The room is not square or rectangle-shaped. It is not symmetrical either. And clearly, it is not spacious. Despite the oppressive air, I prefer the window closed, not only because it softens the harsh noise of the passing trains but also because it reduces the amount of dust that collects around the edges of the window. Somehow, I find it easy to fall asleep to the sound, perhaps because it reminds me of home.

The small table next to my bed is stuffed with notebooks, pens, sticky notes, etc. The lower shelf of the same contains two of my most prized possession- sketch book and my diary containing Rabindra sangeet songs. The shelves visible from the wardrobe are overwhelmed with clothes and cosmetics. Usually, my Opal card gets hidden underneath the vast assortment of garments but I have cared enough to put it inside a card-holder. Even the tiny bin is overflowing with a week’s worth of garbage. The floor, however, is clean.

In the evenings, I sit on the floor cross-legged, and paint the sky in pastel shades the way I see it from the window. This is when I spend some moments of quiet introspection, perhaps the only time of the day when my roommate is not hovering around and I get to enjoy the solitude.
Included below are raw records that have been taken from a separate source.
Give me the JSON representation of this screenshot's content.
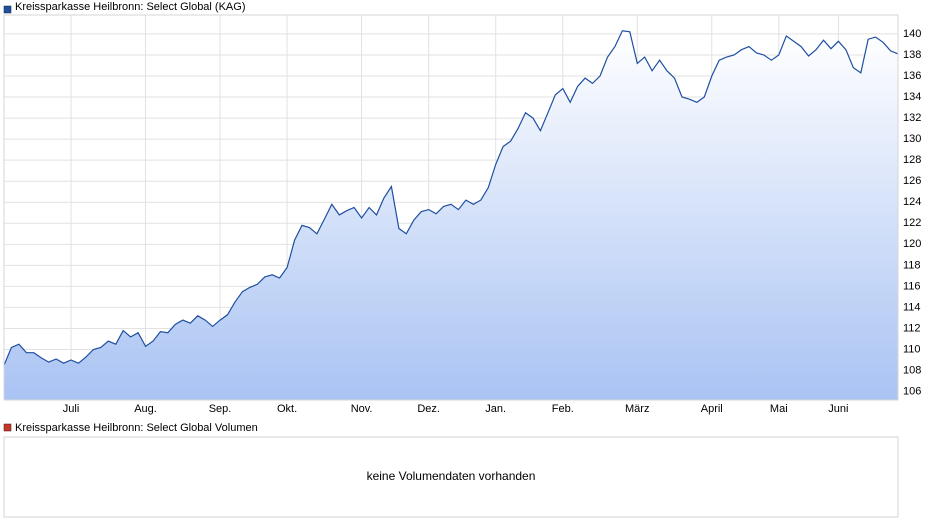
{
  "chart_data": [
    {
      "type": "line",
      "legend": "Kreissparkasse Heilbronn: Select Global (KAG)",
      "categories": [
        null,
        null,
        null,
        null,
        null,
        null,
        null,
        null,
        null,
        "Juli",
        null,
        null,
        null,
        null,
        null,
        null,
        null,
        null,
        null,
        "Aug.",
        null,
        null,
        null,
        null,
        null,
        null,
        null,
        null,
        null,
        "Sep.",
        null,
        null,
        null,
        null,
        null,
        null,
        null,
        null,
        "Okt.",
        null,
        null,
        null,
        null,
        null,
        null,
        null,
        null,
        null,
        "Nov.",
        null,
        null,
        null,
        null,
        null,
        null,
        null,
        null,
        "Dez.",
        null,
        null,
        null,
        null,
        null,
        null,
        null,
        null,
        "Jan.",
        null,
        null,
        null,
        null,
        null,
        null,
        null,
        null,
        "Feb.",
        null,
        null,
        null,
        null,
        null,
        null,
        null,
        null,
        null,
        "März",
        null,
        null,
        null,
        null,
        null,
        null,
        null,
        null,
        null,
        "April",
        null,
        null,
        null,
        null,
        null,
        null,
        null,
        null,
        "Mai",
        null,
        null,
        null,
        null,
        null,
        null,
        null,
        "Juni",
        null,
        null,
        null,
        null,
        null,
        null,
        null,
        null
      ],
      "series": [
        {
          "name": "Kreissparkasse Heilbronn: Select Global (KAG)",
          "color": "#1f4fa0",
          "values": [
            108.5,
            110.2,
            110.5,
            109.7,
            109.7,
            109.2,
            108.8,
            109.1,
            108.7,
            109.0,
            108.7,
            109.3,
            110.0,
            110.2,
            110.8,
            110.5,
            111.8,
            111.2,
            111.6,
            110.3,
            110.8,
            111.7,
            111.6,
            112.4,
            112.8,
            112.5,
            113.2,
            112.8,
            112.2,
            112.8,
            113.3,
            114.5,
            115.5,
            115.9,
            116.2,
            116.9,
            117.1,
            116.8,
            117.8,
            120.4,
            121.8,
            121.6,
            121.0,
            122.4,
            123.8,
            122.8,
            123.2,
            123.5,
            122.5,
            123.5,
            122.8,
            124.4,
            125.5,
            121.5,
            121.0,
            122.3,
            123.1,
            123.3,
            122.9,
            123.6,
            123.8,
            123.3,
            124.2,
            123.8,
            124.2,
            125.4,
            127.6,
            129.3,
            129.8,
            131.0,
            132.5,
            132.0,
            130.8,
            132.5,
            134.2,
            134.8,
            133.5,
            135.0,
            135.8,
            135.3,
            136.0,
            137.8,
            138.8,
            140.3,
            140.2,
            137.2,
            137.8,
            136.5,
            137.5,
            136.5,
            135.8,
            134.0,
            133.8,
            133.5,
            134.0,
            136.0,
            137.5,
            137.8,
            138.0,
            138.5,
            138.8,
            138.2,
            138.0,
            137.5,
            138.0,
            139.8,
            139.3,
            138.8,
            137.9,
            138.5,
            139.4,
            138.6,
            139.3,
            138.5,
            136.8,
            136.3,
            139.5,
            139.7,
            139.2,
            138.4,
            138.1
          ]
        }
      ],
      "ylim": [
        105.2,
        141.8
      ],
      "yticks": [
        106,
        108,
        110,
        112,
        114,
        116,
        118,
        120,
        122,
        124,
        126,
        128,
        130,
        132,
        134,
        136,
        138,
        140
      ],
      "grid": true
    },
    {
      "type": "empty",
      "legend": "Kreissparkasse Heilbronn: Select Global Volumen",
      "color": "#c0392b",
      "message": "keine Volumendaten vorhanden"
    }
  ]
}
If you feel miserable living a quarantined life, think of all those women who have spent most of their lives indoors, unable to step out of their houses, today, every day before today, and every day afterwards, due to fear of sexual assault and presence of family restrictions. Imagine living most of your life, looking at the walls of your room. Imagine counting the number of tiles on the floor, instead of being able to look up and count the stars.

Long back in school, I had read the poem Leisure. It starts with the following lines:

What is this life, if full of care, We have no time to stand and stare?

-William Henry Davies

We now have all the time-though not devoid of care- in the world. We have the time to sit, squat, or stand. We can complain or we can make something out of it. As a GLP student or otherwise, think of all you can do indoors, instead of all that you cannot. Look within and question yourself.

So, let this pandemic be the time to introspect. Let this pandemic be the time to empathise with women. Let this pandemic be the time to plan all that we can do to help such people, once we are able to step out. Let this pandemic be the time to get away from the rush and do all that we wanted to do and all that we wanted to learn.